Taylor nodded, then jogged up the tracks to the train. Two soldiers riding the flatbed with the diesel generator began unreeling a large spool of insulated electrical line. Taylor picked up its end and carried it back to the siding, where Henry knelt to pull it up on the engine flatbed. Once Taylor climbed aboard, the two of them opened a panel in the engine cowling, located the main electrical bus, and attached the cable to it.
The two of them spent the next few minutes connecting other electrical lines within the engine’s control systems, consulting a hand-drawn wiring diagram Henry carried in his pocket. They checked to make sure everything was the way it should be, then Taylor straightened up from his crouch. “Think that’s got it?”
“We’ll soon find out, won’t we?” Henry kissed the tips of his gloved right hand and patted the engine. “Make us proud, sweetheart.” Then he turned to hop down from the car. “Okay, let’s get out of here.”
The soldiers who’d been guarding the eastern end of the tracks joined the two scientists as they ran back to the train. They were the last to leave the siding. Everyone else was already crouched behind the rail embankment beside the train except for the 390 Group, who’d returned to the passenger car.
Henry and Taylor jogged up the steps into the car, passing Colonel Bliss along the way. “We’re ready, Bob,” Henry said.
The car had been turned into a mobile launch control center. The seats at one end had been removed to make room for Bakelite instrument panels and patchboard circuitry systems. A tripod-mounted 35 mm camera stood nearby, its lens pointing through a window, even though no one believed that any useful photos would come out of this nighttime test. Goddard sat at the master control panel, Mike Ferris beside him, both eying the gauges and meters arranged before them.
“Very well,” Goddard said quietly, “I think we’re just about ready here, too.” He looked at Bliss. “Give your men the two-minute warning, Colonel. We’re counting down from 120 seconds, starting”—he flipped open his pocket watch, studied it for a couple of moments, then raised a finger—“now.”

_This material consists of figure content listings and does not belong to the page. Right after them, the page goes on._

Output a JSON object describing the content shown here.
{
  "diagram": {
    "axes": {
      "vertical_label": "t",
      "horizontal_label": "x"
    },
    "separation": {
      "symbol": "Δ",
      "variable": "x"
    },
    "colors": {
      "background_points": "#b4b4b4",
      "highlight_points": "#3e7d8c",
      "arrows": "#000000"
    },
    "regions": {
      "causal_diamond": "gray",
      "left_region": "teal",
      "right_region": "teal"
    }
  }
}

As Bliss leaned from the car door to blow a shrill blast from a whistle, Goddard turned to his team. “Mike and I will monitor the test. The rest of you don’t need to be here. If you’d like to watch outside, feel free to do so.” The briefest of smiles appeared beneath his mustache. “Unless, of course, you feel safer in here . . .”

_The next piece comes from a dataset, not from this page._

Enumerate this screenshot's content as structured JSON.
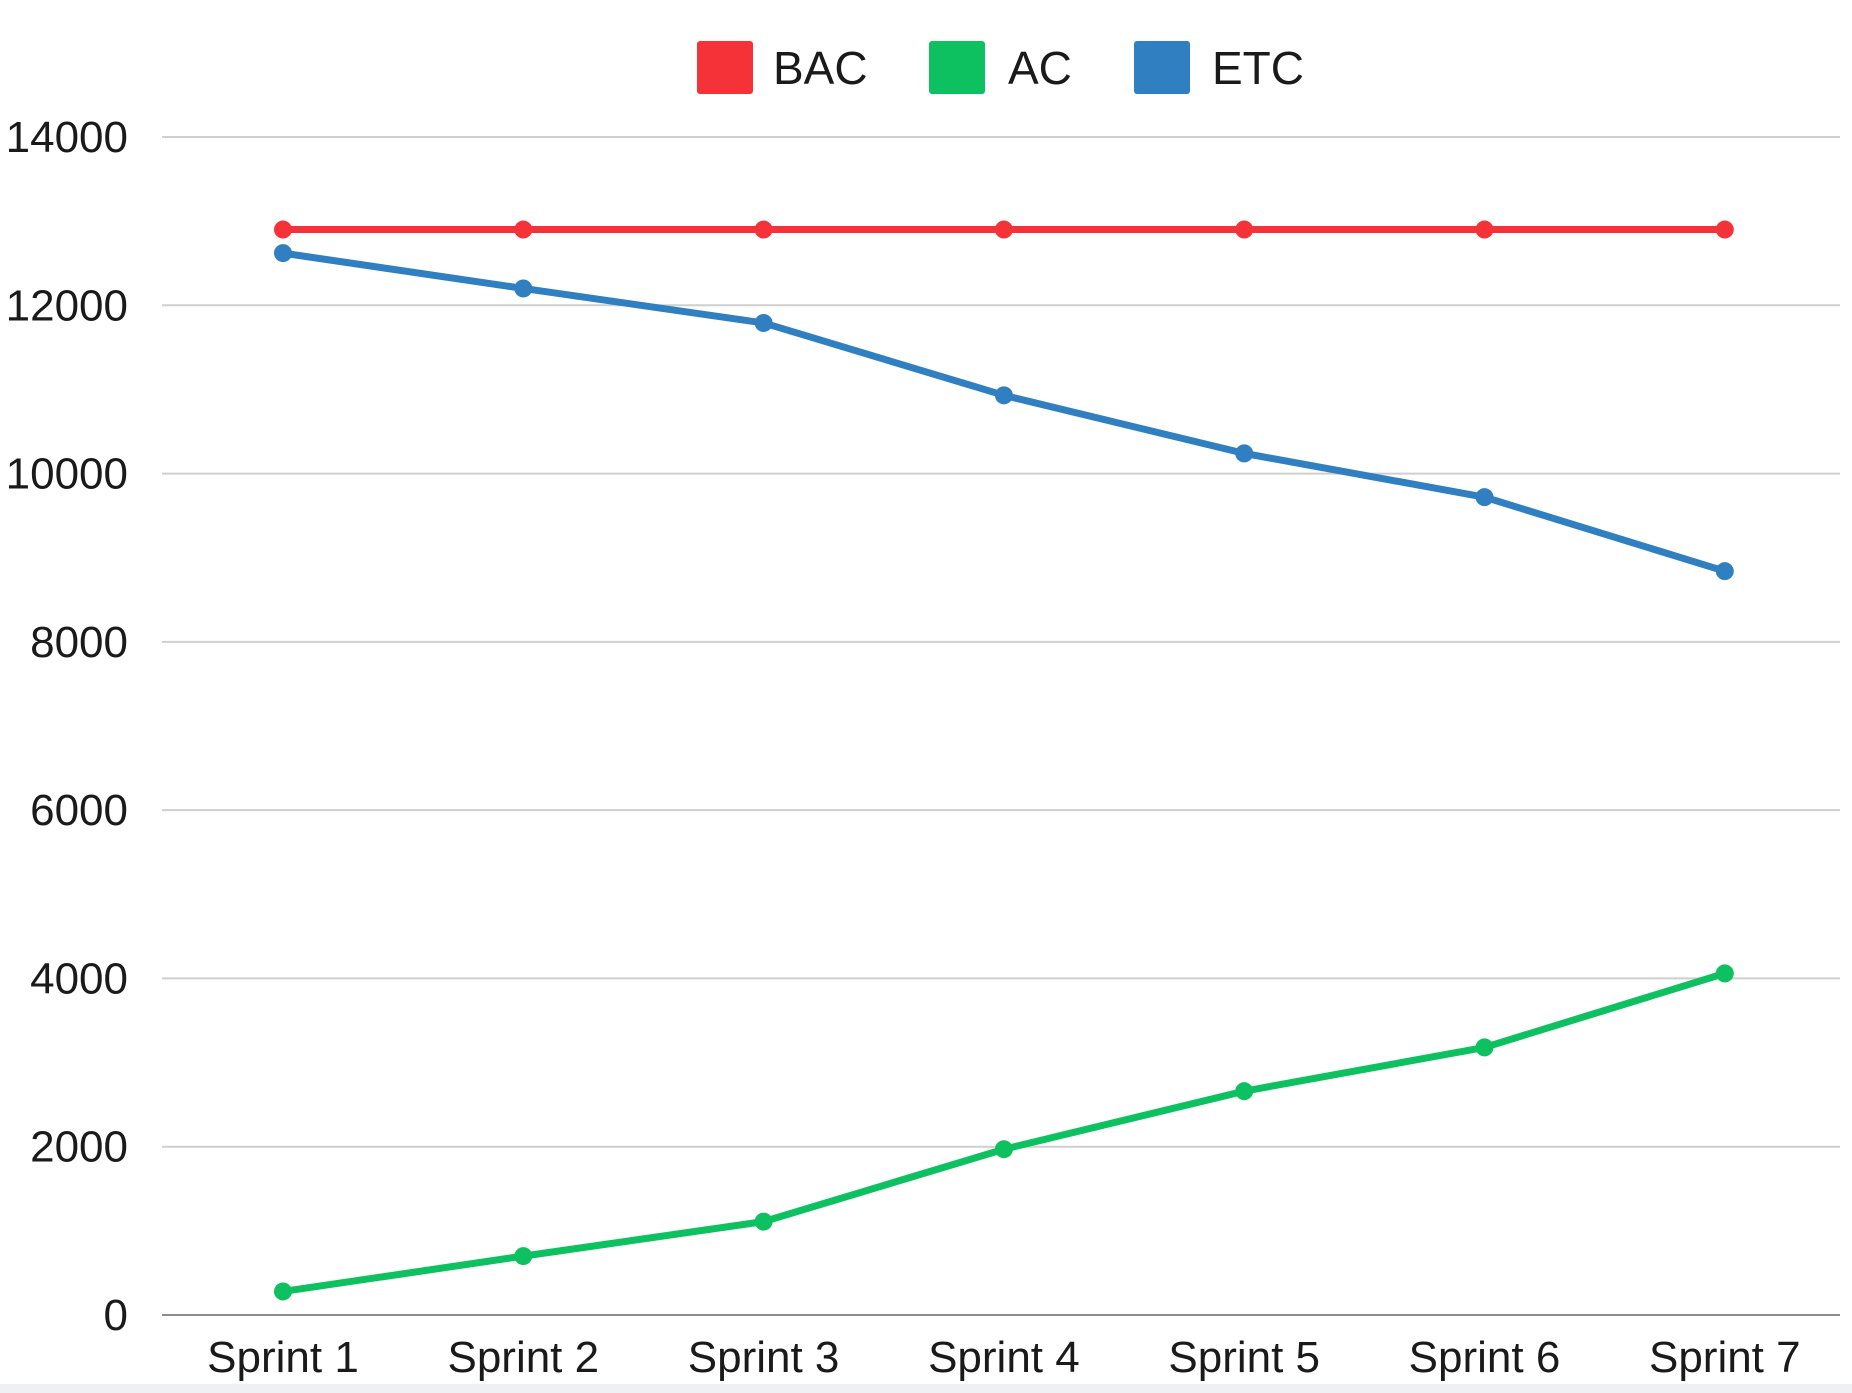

“Are you kidding?” Gerry asked, then he was out the door, rudely shoving past Colonel Bliss. The others grinned. They knew what he meant. If the engine blew up, they wouldn’t be much safer inside the train than they’d be outside.

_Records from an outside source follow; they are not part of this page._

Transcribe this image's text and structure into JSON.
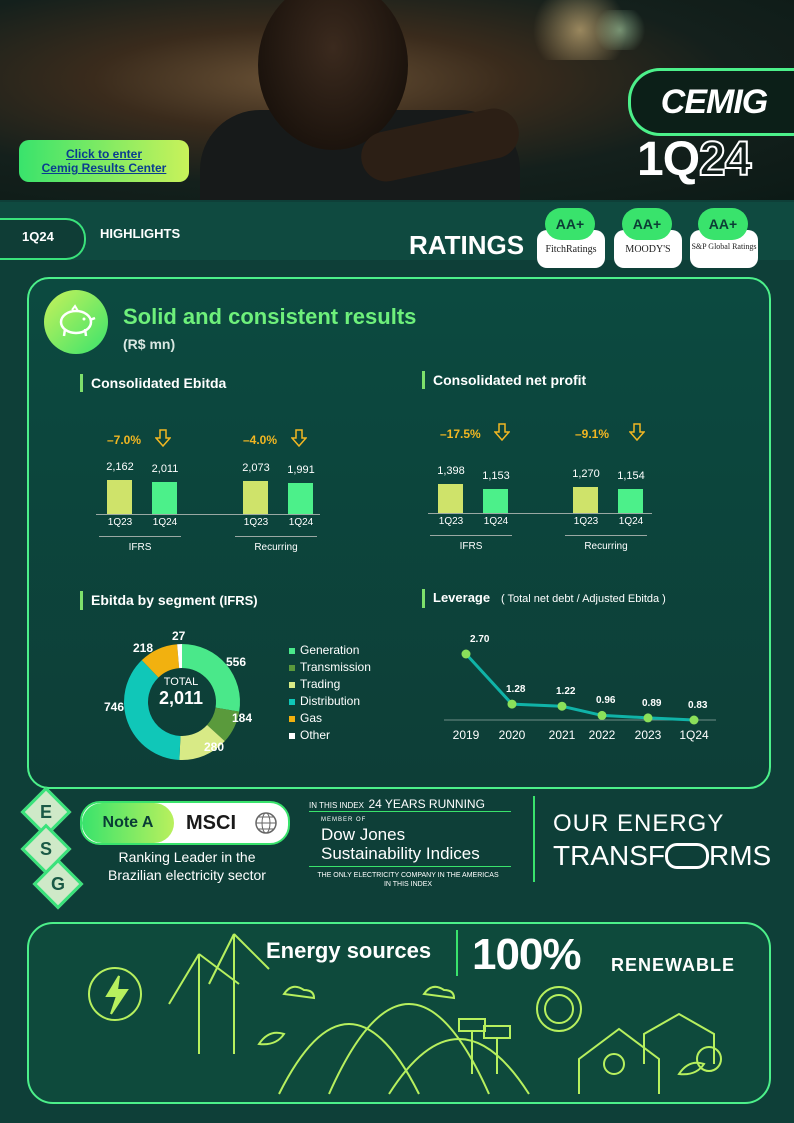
{
  "hero": {
    "cta_line1": "Click to enter",
    "cta_line2": "Cemig Results Center",
    "logo": "CEMIG",
    "quarter_a": "1Q",
    "quarter_b": "24"
  },
  "highlights": {
    "tab": "1Q24",
    "title": "HIGHLIGHTS",
    "ratings_label": "RATINGS",
    "ratings": [
      {
        "grade": "AA+",
        "agency": "FitchRatings"
      },
      {
        "grade": "AA+",
        "agency": "MOODY'S"
      },
      {
        "grade": "AA+",
        "agency": "S&P Global Ratings"
      }
    ]
  },
  "results": {
    "title": "Solid and consistent results",
    "subtitle": "(R$ mn)",
    "ebitda_label": "Consolidated Ebitda",
    "profit_label": "Consolidated net profit",
    "segment_label": "Ebitda by segment",
    "segment_label_paren": "(IFRS)",
    "leverage_label": "Leverage",
    "leverage_note": "( Total net debt  / Adjusted Ebitda )",
    "donut_total_label": "TOTAL",
    "donut_total": "2,011"
  },
  "chart_data": [
    {
      "type": "bar",
      "title": "Consolidated Ebitda",
      "groups": [
        {
          "name": "IFRS",
          "change": "–7.0%",
          "categories": [
            "1Q23",
            "1Q24"
          ],
          "values": [
            2162,
            2011
          ],
          "labels": [
            "2,162",
            "2,011"
          ]
        },
        {
          "name": "Recurring",
          "change": "–4.0%",
          "categories": [
            "1Q23",
            "1Q24"
          ],
          "values": [
            2073,
            1991
          ],
          "labels": [
            "2,073",
            "1,991"
          ]
        }
      ],
      "colors": [
        "#cfe36a",
        "#4cf08a"
      ]
    },
    {
      "type": "bar",
      "title": "Consolidated net profit",
      "groups": [
        {
          "name": "IFRS",
          "change": "–17.5%",
          "categories": [
            "1Q23",
            "1Q24"
          ],
          "values": [
            1398,
            1153
          ],
          "labels": [
            "1,398",
            "1,153"
          ]
        },
        {
          "name": "Recurring",
          "change": "–9.1%",
          "categories": [
            "1Q23",
            "1Q24"
          ],
          "values": [
            1270,
            1154
          ],
          "labels": [
            "1,270",
            "1,154"
          ]
        }
      ],
      "colors": [
        "#cfe36a",
        "#4cf08a"
      ]
    },
    {
      "type": "pie",
      "title": "Ebitda by segment",
      "slices": [
        {
          "name": "Generation",
          "value": 556,
          "label": "556",
          "color": "#4ae88a"
        },
        {
          "name": "Transmission",
          "value": 184,
          "label": "184",
          "color": "#5a9a3c"
        },
        {
          "name": "Trading",
          "value": 280,
          "label": "280",
          "color": "#d8ea86"
        },
        {
          "name": "Distribution",
          "value": 746,
          "label": "746",
          "color": "#10c7b8"
        },
        {
          "name": "Gas",
          "value": 218,
          "label": "218",
          "color": "#f2b10f"
        },
        {
          "name": "Other",
          "value": 27,
          "label": "27",
          "color": "#ffffff"
        }
      ],
      "total": 2011
    },
    {
      "type": "line",
      "title": "Leverage",
      "x": [
        "2019",
        "2020",
        "2021",
        "2022",
        "2023",
        "1Q24"
      ],
      "values": [
        2.7,
        1.28,
        1.22,
        0.96,
        0.89,
        0.83
      ],
      "labels": [
        "2.70",
        "1.28",
        "1.22",
        "0.96",
        "0.89",
        "0.83"
      ],
      "line_color": "#10b3a8",
      "point_color": "#8be05a"
    }
  ],
  "esg": {
    "letters": [
      "E",
      "S",
      "G"
    ],
    "msci_note": "Note A",
    "msci_logo": "MSCI",
    "msci_caption_1": "Ranking Leader in the",
    "msci_caption_2": "Brazilian electricity sector",
    "dj_top_a": "IN THIS INDEX",
    "dj_top_b": "24 YEARS RUNNING",
    "dj_member": "MEMBER OF",
    "dj_name_1": "Dow Jones",
    "dj_name_2": "Sustainability Indices",
    "dj_foot_1": "THE ONLY ELECTRICITY COMPANY IN THE AMERICAS",
    "dj_foot_2": "IN THIS INDEX",
    "slogan_1": "OUR ENERGY",
    "slogan_2a": "TRANSF",
    "slogan_2b": "RMS"
  },
  "energy": {
    "label": "Energy sources",
    "pct": "100%",
    "renewable": "RENEWABLE"
  }
}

Taylor shrugged, then he moved to follow the kid from the train. Ham did so as well. Henry started to do the same, then he paused to look back at Goddard. “Professor . . .”
“Good luck to you, too,” Goddard said quietly.
Climbing down from the train, Henry saw that everyone had taken cover behind the track embankment. He crouched on hands and knees between Ham and Gerry and peered over the rail. Illuminated by the spotlights, the flatbed looked like a toy left beneath a Christmas tree. Its nozzle was pointing toward them, for good reasons: not just so that they could watch the ignition, but also for range safety should the engine happen to break loose from its moorings.
“How much time left?” Ham asked.
“I don’t know,” Henry replied. “I wasn’t counting either.” It was just then that he noticed that snow was no longer falling. The wind had died down, too. Glancing up, he was surprised to see a few stars glimmering above the ravine. “Hey, what do you know?” he said aloud. “It’s starting to clear up.”